ATMOS: MECHANIC'S GARAGE SOUNDS
MECHANIC: Stan!...Stan! Is Mrs. Johnson's Corsa ready?
STAN: (OFF) Just bringing it round now.
MECHANIC: You can pick your car up in the car park Mrs. Johnson. Be lucky.
SMITH: Excuse me.
MECHANIC: Good afternoon squire. What can we do for you?
SMITH: I was wondering if you could fix this for me?
MECHANIC: Well it's mostly cars we fix here mate but I'll get it up on the ramp and have a look. What is it? An economy?
SMITH: Yes. I'm afraid we haven't looked after it very well and now the credit is making a nasty crunching sound.
MECHANIC: (SUCKING NOISE) Sounds like your central bank collateral has gone mate. What's it got on the clock?

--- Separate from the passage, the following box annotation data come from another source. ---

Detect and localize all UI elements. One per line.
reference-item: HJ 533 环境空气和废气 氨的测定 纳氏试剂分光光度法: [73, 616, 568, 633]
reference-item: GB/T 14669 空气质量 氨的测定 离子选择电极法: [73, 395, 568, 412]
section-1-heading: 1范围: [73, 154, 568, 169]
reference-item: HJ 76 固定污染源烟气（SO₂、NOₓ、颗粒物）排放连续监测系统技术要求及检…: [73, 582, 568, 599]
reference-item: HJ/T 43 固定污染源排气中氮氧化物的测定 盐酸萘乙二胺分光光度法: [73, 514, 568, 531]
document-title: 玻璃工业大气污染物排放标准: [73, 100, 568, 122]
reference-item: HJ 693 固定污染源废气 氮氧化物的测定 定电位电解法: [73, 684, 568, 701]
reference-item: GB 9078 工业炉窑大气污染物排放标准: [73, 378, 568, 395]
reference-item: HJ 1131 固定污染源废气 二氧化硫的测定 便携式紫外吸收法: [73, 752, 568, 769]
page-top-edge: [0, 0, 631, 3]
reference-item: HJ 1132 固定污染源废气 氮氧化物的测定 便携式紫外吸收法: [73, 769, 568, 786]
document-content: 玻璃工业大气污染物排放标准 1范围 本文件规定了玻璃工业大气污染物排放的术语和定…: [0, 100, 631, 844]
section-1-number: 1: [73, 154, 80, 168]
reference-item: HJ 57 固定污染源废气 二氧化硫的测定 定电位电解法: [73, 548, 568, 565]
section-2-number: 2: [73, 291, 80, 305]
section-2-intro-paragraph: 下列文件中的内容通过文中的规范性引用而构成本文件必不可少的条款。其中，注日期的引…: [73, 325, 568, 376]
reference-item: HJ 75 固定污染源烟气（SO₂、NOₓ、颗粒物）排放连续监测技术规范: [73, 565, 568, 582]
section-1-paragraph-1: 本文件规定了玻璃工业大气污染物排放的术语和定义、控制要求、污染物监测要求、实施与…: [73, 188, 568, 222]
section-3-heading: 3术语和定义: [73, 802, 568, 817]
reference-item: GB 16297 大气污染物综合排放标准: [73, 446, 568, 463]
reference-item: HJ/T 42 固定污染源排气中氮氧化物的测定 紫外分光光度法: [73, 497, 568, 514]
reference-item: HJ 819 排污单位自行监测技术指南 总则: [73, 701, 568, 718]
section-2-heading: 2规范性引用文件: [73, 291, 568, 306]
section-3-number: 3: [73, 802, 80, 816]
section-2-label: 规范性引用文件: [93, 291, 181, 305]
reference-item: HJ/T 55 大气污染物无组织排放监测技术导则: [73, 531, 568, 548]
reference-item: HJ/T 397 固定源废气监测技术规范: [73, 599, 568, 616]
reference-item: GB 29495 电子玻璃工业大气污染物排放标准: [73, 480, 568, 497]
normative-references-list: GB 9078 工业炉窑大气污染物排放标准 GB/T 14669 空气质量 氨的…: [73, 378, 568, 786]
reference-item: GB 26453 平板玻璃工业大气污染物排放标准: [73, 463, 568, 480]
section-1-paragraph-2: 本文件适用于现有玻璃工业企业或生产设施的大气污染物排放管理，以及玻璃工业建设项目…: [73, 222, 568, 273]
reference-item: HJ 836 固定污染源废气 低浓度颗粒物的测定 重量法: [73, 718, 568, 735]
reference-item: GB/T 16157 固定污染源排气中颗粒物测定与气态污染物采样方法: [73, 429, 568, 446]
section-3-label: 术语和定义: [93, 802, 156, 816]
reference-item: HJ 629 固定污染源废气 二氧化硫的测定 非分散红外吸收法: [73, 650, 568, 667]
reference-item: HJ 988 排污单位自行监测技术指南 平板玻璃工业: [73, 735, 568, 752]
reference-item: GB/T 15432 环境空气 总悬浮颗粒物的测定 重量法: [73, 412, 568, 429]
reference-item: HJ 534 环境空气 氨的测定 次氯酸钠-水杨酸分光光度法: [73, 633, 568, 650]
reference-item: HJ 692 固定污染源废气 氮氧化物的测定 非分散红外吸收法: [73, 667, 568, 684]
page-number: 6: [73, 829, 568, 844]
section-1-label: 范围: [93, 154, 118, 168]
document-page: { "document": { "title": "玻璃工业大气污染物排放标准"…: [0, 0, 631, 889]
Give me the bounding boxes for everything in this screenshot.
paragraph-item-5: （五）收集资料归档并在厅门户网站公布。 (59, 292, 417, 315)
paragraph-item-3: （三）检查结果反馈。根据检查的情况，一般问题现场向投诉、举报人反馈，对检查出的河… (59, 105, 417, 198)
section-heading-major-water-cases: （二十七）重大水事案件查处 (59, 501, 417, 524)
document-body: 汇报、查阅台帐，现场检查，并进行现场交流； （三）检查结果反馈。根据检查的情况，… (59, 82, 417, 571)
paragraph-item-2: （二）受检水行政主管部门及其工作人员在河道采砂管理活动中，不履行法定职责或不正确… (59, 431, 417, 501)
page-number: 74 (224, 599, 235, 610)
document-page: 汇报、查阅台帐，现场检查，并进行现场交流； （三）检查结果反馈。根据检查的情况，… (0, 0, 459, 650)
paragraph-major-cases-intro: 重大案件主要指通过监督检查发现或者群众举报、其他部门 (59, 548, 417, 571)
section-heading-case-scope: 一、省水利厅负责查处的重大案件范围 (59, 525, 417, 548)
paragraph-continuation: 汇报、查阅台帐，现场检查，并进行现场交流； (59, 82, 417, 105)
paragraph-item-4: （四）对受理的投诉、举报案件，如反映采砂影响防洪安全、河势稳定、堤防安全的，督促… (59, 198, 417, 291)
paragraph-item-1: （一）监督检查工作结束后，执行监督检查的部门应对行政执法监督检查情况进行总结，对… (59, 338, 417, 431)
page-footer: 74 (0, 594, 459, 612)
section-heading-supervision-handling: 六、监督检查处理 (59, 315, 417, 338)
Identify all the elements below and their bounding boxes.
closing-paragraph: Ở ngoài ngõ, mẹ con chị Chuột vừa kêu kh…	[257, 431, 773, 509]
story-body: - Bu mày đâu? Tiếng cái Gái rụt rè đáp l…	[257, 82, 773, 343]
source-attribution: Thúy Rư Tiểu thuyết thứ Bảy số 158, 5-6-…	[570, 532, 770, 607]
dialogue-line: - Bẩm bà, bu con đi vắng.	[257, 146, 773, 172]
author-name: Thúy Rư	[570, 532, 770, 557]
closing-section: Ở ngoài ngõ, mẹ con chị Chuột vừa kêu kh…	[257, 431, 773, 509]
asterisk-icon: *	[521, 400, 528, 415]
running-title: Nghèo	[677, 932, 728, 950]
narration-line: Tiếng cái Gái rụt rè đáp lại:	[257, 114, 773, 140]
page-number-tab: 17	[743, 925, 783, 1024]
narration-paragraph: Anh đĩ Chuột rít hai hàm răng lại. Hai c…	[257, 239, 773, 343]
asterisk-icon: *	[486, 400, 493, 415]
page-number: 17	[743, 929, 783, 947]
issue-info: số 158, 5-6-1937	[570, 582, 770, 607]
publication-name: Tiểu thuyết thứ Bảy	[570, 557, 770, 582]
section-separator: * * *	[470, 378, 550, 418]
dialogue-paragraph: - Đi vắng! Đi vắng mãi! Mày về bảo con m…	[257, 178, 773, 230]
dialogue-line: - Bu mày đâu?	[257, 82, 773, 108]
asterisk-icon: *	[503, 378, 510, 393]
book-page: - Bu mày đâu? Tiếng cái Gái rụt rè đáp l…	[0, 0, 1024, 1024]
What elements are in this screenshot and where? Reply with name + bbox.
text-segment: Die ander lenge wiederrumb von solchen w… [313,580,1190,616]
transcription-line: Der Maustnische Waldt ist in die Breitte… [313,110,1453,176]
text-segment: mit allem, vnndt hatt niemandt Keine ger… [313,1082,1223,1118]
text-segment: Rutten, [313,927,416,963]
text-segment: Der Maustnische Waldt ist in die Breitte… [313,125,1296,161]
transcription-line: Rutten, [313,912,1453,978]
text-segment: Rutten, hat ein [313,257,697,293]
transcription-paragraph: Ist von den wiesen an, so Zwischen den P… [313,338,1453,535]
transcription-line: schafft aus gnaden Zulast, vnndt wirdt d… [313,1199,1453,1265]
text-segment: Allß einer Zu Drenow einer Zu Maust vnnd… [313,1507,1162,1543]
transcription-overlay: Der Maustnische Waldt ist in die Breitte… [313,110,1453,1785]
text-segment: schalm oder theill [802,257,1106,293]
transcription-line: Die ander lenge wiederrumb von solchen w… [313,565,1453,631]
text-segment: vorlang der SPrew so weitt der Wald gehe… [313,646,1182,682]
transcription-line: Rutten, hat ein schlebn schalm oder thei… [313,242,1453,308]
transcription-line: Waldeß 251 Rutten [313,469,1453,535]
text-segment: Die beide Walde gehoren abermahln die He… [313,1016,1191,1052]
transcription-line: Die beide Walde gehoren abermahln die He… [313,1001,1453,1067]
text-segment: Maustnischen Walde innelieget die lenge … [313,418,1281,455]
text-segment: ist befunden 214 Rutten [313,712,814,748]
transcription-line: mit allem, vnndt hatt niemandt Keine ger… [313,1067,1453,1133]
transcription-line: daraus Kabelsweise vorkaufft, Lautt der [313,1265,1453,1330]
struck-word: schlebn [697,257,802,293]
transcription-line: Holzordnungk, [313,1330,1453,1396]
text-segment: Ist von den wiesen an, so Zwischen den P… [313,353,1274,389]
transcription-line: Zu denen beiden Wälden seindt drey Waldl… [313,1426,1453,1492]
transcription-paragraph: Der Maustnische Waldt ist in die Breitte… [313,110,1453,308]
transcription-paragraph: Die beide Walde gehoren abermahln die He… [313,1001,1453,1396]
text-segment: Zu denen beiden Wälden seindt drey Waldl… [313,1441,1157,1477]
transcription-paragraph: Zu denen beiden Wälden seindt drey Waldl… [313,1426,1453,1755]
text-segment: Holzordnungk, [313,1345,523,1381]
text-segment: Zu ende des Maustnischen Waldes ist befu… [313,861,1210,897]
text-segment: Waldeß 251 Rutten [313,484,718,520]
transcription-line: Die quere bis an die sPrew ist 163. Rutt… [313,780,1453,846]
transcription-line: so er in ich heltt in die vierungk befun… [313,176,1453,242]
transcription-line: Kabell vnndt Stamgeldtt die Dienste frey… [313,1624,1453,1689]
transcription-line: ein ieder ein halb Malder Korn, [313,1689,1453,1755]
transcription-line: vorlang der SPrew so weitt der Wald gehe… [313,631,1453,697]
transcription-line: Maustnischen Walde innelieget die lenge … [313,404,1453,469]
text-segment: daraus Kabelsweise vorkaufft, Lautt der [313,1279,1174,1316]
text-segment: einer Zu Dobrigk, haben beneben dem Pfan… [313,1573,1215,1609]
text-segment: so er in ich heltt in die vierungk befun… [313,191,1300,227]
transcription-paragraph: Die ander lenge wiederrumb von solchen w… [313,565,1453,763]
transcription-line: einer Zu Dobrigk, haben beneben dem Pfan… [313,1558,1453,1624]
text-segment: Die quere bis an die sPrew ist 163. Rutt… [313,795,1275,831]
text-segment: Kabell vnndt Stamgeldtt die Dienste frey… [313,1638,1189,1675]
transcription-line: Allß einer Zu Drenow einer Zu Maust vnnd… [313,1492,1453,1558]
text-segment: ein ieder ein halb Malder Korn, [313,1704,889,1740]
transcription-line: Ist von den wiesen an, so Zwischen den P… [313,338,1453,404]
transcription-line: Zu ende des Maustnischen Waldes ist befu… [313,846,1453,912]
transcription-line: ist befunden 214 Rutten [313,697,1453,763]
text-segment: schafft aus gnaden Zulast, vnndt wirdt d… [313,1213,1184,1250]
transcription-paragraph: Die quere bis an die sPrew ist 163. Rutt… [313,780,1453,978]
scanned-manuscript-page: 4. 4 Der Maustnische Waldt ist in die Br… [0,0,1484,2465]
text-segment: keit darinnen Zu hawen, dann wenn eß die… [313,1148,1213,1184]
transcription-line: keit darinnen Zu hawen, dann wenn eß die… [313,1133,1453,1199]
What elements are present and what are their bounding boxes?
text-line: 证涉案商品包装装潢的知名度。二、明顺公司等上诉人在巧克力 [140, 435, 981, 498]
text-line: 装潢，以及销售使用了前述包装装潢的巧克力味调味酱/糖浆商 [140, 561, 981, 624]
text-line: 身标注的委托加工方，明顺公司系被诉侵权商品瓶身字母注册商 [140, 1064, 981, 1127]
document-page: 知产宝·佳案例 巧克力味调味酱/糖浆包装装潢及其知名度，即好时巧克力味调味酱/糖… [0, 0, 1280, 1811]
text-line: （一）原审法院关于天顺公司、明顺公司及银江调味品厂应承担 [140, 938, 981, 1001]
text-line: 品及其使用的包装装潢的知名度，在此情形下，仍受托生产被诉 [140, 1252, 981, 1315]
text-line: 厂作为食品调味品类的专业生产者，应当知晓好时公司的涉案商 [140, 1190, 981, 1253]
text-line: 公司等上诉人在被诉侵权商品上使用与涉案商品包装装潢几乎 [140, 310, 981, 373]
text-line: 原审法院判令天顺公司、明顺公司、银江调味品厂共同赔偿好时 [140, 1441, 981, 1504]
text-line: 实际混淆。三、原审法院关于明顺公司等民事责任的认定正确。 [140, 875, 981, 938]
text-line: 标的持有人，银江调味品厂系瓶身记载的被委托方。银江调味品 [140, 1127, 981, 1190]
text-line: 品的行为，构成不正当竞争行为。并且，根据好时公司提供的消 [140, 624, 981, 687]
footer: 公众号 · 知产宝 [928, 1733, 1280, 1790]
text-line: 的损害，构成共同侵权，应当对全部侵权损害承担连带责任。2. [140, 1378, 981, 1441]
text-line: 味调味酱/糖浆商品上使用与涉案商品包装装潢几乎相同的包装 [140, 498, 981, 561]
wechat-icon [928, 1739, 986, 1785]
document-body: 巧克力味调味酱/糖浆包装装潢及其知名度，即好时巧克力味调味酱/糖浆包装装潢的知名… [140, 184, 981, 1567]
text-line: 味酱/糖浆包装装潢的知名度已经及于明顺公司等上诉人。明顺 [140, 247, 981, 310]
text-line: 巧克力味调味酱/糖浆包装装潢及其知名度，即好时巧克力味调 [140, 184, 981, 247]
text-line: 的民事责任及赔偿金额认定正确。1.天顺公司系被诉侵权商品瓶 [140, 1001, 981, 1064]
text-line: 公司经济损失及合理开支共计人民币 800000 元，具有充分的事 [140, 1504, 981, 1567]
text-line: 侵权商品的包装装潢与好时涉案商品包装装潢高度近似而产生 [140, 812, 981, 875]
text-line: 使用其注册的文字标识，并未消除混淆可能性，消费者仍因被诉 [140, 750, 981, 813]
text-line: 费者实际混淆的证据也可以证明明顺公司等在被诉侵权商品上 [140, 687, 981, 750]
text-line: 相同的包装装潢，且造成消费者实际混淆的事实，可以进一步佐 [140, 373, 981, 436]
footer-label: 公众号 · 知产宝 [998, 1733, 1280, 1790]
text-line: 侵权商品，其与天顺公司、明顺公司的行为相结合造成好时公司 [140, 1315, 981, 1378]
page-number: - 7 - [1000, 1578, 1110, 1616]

SMITH: About a 40 billion pound deficit.
MECHANIC: So it's definitely due a service. Ah (BEAT) here's one of your problems. It's a ringer.
SMITH: What do you mean?
MECHANIC: Not all the parts are original. It's been cut up and stuck together from other bits. Look here squire, the sub-prime mortgage and hedge fund policies have been crudely welded on from an American model.
SMITH: Is that bad?
MECHANIC: Well it's certainly knackered your warranty. Let's see if we can get it started. I'll just lower this interest rate and see if it gets going again.
F/X: CAR ENGINE TURNING OVER BUT NOT STARTING
MECHANIC: No, that didn't work. (BEAT) Hang on mate, I've had a thought. Stan!...Stan! Have we got a replacement foreign exchange rate for a G8 capitalist-orientated mixed economy?
STAN: (OFF) I used the last one to fix the balance of payments on that dodgy trade deficit that came in last week.
MECHANIC: Sorry squire, I'm going to have to order one in. Could take a week or so. We can lend you our courtesy economy? It's partly nationalised and will probably cost more than it will save in the long run but it should be OK for now.
SMITH: I guess that will do. But you're sure you'll be able to fix it?
MECHANIC: Yeah, no problem. I'll give you a call when it's back up and running. Be lucky squire.